For readers who are used to reverse English auctions the US Treasury format is very different from what you might expect. It is a single-round auction. As a bidder you put in one bid up until the deadline. This bid can state a price you wish to pay and how much you will buy at that price, or it can state a quantity you wish to buy at whatever the average price is. The Treasury then allocates the available bonds across the bidders based on who is offering the highest prices.

I expect that the US Treasury would want to use something similar in the proposed reverse auction. But things are not going to be as simple as that. There is some good debate amongst people who know auctions:

On one level the actual design of the auction is of secondary importance. Simple agreement on a bailout plan will be sufficient to soothe many nerves.

But once they start the reverse auctions will be the subjects of intense media and market scrutiny, at least in the early stages. So reverse auctions at the outset will need to be kept very simple. For this reason any real-time complex optimisation will need to be ruled out. At least to start with.

NERA point out in their paper (link above) a good issue: In a procurement reverse auction the buyer would likely only buy from one (or perhaps two or three, but certainly not all) of the bidders in the auction. So the bidders have to compete against each other to push the price down. Under the Paulson plan, if the government is committing to buying all the securities from all the banks (until the money runs out) then what is the incentive for any bidder to place a low bid? They know that the government will bail them out. To avoid this the auction process could include a number of bidders but commit the Treasury to buying securities from a small number of the bidders, or to buy a fraction of the auctioned value, such that all bidders have an incentive to bid.

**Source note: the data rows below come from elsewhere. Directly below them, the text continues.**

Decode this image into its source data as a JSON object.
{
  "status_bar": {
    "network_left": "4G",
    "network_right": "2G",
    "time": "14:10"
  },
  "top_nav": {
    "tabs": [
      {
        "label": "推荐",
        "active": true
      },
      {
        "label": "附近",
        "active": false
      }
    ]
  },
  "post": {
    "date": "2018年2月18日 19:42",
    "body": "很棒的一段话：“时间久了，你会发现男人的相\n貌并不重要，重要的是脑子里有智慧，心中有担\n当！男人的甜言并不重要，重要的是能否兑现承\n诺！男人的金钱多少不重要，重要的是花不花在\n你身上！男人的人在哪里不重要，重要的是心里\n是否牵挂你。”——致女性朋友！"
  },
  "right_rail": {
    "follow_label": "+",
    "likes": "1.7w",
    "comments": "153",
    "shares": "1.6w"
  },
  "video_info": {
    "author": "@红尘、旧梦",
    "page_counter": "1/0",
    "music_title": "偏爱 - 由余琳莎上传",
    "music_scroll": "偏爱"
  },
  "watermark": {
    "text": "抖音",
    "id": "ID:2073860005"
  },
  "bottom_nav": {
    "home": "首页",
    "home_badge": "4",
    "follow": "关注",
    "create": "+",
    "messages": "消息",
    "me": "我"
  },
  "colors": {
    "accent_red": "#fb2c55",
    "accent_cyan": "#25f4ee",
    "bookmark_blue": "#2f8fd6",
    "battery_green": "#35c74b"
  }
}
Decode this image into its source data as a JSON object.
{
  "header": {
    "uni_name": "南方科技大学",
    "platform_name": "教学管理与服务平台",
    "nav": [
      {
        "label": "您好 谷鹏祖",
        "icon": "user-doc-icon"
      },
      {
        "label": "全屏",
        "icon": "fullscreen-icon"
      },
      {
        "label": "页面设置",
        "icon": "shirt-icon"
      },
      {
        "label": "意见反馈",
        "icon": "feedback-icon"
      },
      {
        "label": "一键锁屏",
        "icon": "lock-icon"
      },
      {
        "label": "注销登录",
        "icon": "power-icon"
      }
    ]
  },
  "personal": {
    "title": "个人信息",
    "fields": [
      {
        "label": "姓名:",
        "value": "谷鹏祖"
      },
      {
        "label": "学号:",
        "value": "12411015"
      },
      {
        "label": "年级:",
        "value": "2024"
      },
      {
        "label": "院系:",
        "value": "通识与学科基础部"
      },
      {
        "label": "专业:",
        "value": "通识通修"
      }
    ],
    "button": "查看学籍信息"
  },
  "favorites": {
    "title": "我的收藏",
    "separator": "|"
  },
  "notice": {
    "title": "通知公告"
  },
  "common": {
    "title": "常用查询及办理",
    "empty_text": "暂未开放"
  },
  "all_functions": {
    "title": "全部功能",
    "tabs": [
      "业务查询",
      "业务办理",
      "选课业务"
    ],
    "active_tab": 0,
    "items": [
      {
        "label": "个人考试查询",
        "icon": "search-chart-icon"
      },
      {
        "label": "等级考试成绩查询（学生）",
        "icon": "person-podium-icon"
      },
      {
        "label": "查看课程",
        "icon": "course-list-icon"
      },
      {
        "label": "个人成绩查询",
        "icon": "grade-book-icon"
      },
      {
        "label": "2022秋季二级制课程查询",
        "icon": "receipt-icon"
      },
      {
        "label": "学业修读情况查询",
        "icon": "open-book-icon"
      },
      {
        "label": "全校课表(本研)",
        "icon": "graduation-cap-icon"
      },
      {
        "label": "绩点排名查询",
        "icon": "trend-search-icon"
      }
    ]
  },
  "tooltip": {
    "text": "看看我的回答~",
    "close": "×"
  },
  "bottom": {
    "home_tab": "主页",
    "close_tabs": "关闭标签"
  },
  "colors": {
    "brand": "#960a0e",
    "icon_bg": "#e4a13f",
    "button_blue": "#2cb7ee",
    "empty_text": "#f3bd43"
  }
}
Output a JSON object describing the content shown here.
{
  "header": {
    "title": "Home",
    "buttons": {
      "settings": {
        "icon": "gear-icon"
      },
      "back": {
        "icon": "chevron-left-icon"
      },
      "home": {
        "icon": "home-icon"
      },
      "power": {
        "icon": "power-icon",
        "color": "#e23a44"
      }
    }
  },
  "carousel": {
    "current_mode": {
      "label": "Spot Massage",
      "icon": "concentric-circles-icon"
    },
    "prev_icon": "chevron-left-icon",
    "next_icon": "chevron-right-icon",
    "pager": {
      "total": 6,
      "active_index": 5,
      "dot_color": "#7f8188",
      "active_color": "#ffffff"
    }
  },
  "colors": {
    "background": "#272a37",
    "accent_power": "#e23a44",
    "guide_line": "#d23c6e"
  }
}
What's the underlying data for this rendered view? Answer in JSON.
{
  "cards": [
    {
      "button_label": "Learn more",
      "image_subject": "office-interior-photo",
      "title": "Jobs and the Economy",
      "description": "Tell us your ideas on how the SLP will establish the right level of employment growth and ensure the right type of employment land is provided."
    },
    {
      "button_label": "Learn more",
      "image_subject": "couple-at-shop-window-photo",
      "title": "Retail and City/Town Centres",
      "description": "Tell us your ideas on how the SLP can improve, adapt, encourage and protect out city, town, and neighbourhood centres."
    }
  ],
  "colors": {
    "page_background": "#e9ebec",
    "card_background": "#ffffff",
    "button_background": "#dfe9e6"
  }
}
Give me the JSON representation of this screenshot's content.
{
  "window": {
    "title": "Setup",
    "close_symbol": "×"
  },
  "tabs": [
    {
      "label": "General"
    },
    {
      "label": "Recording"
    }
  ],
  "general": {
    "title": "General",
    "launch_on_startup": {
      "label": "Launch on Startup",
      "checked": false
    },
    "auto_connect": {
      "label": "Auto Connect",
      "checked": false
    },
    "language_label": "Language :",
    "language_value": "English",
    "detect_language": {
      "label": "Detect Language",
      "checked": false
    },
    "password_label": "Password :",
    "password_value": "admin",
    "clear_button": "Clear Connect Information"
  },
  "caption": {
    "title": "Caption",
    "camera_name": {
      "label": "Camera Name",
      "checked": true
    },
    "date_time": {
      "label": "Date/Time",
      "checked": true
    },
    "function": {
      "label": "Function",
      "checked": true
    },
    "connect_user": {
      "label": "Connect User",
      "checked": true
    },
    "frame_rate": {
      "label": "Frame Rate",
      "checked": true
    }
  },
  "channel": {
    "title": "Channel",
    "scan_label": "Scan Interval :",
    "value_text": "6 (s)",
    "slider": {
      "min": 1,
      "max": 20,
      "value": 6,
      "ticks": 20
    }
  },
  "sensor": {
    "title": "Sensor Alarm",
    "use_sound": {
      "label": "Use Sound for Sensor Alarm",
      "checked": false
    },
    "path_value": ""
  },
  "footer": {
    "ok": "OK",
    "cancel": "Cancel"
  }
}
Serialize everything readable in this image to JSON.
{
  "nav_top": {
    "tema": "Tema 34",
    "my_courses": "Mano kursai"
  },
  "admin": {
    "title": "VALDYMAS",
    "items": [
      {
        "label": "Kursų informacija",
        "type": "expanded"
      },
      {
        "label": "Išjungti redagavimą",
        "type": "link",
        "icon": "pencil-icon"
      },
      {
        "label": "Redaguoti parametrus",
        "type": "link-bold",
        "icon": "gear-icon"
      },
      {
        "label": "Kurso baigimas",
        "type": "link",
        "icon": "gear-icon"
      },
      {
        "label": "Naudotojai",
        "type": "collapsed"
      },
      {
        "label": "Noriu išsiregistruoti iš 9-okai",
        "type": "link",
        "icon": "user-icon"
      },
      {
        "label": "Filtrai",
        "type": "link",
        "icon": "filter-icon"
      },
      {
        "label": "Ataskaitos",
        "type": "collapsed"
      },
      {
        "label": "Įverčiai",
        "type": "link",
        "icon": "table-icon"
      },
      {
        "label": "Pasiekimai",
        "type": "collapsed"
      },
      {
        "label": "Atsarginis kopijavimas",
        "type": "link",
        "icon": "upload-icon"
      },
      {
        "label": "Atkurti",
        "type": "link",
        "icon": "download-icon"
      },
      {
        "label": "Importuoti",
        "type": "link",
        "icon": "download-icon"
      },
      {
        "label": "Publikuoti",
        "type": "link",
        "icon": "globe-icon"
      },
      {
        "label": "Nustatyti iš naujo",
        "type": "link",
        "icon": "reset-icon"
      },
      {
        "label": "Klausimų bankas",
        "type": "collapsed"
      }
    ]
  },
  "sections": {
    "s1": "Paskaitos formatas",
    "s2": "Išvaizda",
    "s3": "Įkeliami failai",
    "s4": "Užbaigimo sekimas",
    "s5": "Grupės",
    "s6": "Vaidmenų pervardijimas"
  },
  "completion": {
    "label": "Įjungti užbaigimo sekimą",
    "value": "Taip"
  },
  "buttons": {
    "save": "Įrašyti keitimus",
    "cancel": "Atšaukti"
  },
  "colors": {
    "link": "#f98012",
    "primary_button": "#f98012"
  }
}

There is also the question of one-round or multiple-round bidding. The US Govt currently sells Treasury bonds with one round of bidding so I’m sure they will be tempted to use a similar design for the bailout. But given the uncertainty around the value of the assets in question now I would expect the transparency of multiple-round bidding will be better. Paul Klemperer has some great horror stories of single-round bidding events. Search for “Banespa” and “New Zealand” in the document. The Banespa case was a first-price sealed bid auction, the New Zealand case was a second-price sealed bid auction (Vickrey auction). Both led to great embarrassment.

So could an auction work in this US bailout? It’s certainly well known across government and private sectors that auctions are the best way to ascertain a market price when the true market price is not known. I have seen some very successful reverse auctions for pension funds, for example. So perhaps using reverse auctions for mortgage-backed assets is not such a crazy idea after all.

On balance I think a long, regular series of auctions based on a multiple-round descending clock auction design with the government only buying a fraction of the securities on offer in each auction would be a good way to start the process. Then as the purchases become more commonplace, the desperate sellers offload their assets and prices creep up the government could look to add in optimisation technology.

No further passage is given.